Kecepatan Perkembangan Infeksi HIV 

Kecepatan perkembangan penyakit bervariasi antar individu, berkisar antara 6 bulan hingga lebih 20 tahun. Waktu yang diperlukan untuk berkembang menjadi AIDS adalah  sekitar 10 tahun, bila tanpa terapi antiretroviral. Dalam 5 tahun, sekitar 30%  ODHA dewasa akan berkembang menjadi AIDS kecuali bila diobati dengan ARV. 
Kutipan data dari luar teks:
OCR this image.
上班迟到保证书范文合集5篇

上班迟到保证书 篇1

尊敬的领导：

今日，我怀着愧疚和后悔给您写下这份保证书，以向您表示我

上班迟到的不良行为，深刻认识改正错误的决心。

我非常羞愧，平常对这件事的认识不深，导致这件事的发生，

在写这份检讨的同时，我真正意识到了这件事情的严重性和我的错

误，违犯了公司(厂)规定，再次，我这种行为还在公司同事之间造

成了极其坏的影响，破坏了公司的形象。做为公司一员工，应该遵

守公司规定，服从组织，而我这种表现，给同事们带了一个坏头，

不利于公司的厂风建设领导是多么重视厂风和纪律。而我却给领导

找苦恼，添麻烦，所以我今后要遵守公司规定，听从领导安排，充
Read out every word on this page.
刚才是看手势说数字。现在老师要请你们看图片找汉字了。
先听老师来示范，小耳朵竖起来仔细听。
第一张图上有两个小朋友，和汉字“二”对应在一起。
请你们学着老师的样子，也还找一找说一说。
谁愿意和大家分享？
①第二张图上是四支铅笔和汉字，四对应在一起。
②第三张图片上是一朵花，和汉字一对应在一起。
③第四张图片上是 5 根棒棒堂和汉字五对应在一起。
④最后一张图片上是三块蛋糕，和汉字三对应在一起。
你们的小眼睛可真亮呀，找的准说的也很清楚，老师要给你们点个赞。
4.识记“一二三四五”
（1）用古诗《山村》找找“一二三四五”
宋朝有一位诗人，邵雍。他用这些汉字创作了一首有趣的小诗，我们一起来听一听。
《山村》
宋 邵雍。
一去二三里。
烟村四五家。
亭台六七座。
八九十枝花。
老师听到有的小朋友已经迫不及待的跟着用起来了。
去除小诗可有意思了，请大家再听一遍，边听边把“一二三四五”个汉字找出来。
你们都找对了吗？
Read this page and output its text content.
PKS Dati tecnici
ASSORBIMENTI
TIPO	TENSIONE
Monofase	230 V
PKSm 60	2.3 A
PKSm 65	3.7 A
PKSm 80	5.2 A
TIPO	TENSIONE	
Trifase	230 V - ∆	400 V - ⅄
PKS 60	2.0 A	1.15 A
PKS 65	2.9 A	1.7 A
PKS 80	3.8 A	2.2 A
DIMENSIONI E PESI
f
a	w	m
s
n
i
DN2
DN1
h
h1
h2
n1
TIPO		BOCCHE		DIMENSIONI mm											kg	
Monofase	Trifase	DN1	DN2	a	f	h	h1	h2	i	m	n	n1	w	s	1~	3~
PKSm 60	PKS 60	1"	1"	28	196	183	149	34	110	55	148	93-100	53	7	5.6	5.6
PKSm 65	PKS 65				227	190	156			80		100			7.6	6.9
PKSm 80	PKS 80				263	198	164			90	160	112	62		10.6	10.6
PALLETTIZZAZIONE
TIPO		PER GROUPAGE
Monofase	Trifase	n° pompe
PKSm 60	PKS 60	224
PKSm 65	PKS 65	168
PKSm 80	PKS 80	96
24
Petanda perkembangan HIV AIDS

1.      Jumlah CD4 
Kecepatan penurunan CD4 (baik jumlah absolut maupun persentase CD4) telah
terbukti dapat dipakai sebagai petunjuk perkembangan penyakit AIDS. Jumlah CD4
menurun secara bertahap selama perjalanan penyakit. Kecepatan penurunannya dari
waktu ke waktu rata-rata 100 sel/tahun. Jumlah CD4 lebih menggambarkan
progresifitas AIDS dibandingkan dengan tingkat viral load, meskipun nilai prediktif dari
viral load akan meningkat seiring dengan lama infeksi. 

2.      Viral Load Plasma
Kecepatan peningkatan Viral load (bukan jumlah absolut virus) dapat dipakai untuk
memperkirakan perkembangan infeksi HIV. Viral load meningkat secara bertahap dari
waktu ke waktu. Pada 3 tahun pertama setelah terjadi serokonversi, viral load berubah
seolah hanya pada pasien yang berkembang ke arah AIDS pada masa tersebut.
Setelah masa tersebut, perubahan viral load dapat dideteksi, baik akselerasinya
maupun jumlah absolutnya, baru keduanya dapat dipakai sebagai petanda
progresivitas penyakit.

Testing HIV

Diagnosis infeksi HIV biasanya dilakukan secara tidak langsung, yaitu dengan menunjukkan adanya antibodi spesifik. Berbeda dengan virus lain, antibodi tersebut tidak mempunyai efek perlindungan. Pemeriksaan secara langsung juga dapat dilakukan, yaitu antara lain dengan melakukan biakan virus, antigen virus (p24), asam nukleat virus.
Pemeriksaan adanya antibodi spesifik dapat dilakukan dengan Rapid Test, Enzime Linked Sorbent Assay (ELISA) dan Western Blot. Sesuai dengan pedoman nasional, diagnosis HIV dapat ditegakkan dengan 3 jenis pemeriksaan Rapid Test yang berbeda atau 2 jenis pemeriksaan Rapid Test yang berbeda dan 1 pemeriksaan ELISA.
Setelah mendapat infeksi HIV, biasanya antibodi baru terdeteksi setelah 3 – 12 minggu, dan masa sebelum terdeteksinya antibodi tersebut dikenal sebagai  “periode jendela”. Tes penyaring (antibodi) yang digunakan saat ini dapat mengenal infeksi HIV 6 minggu setelah infeksi primer pada sekitar 80% kasus, dan setelah 12 minggu pada hampir 100% kasus. Sehingga untuk mendiagnosis HIV pada periode jendela dapat dilakukan dengan pemeriksaan antigen p24 maupun  Polymerase Chain Reaction (PCR).  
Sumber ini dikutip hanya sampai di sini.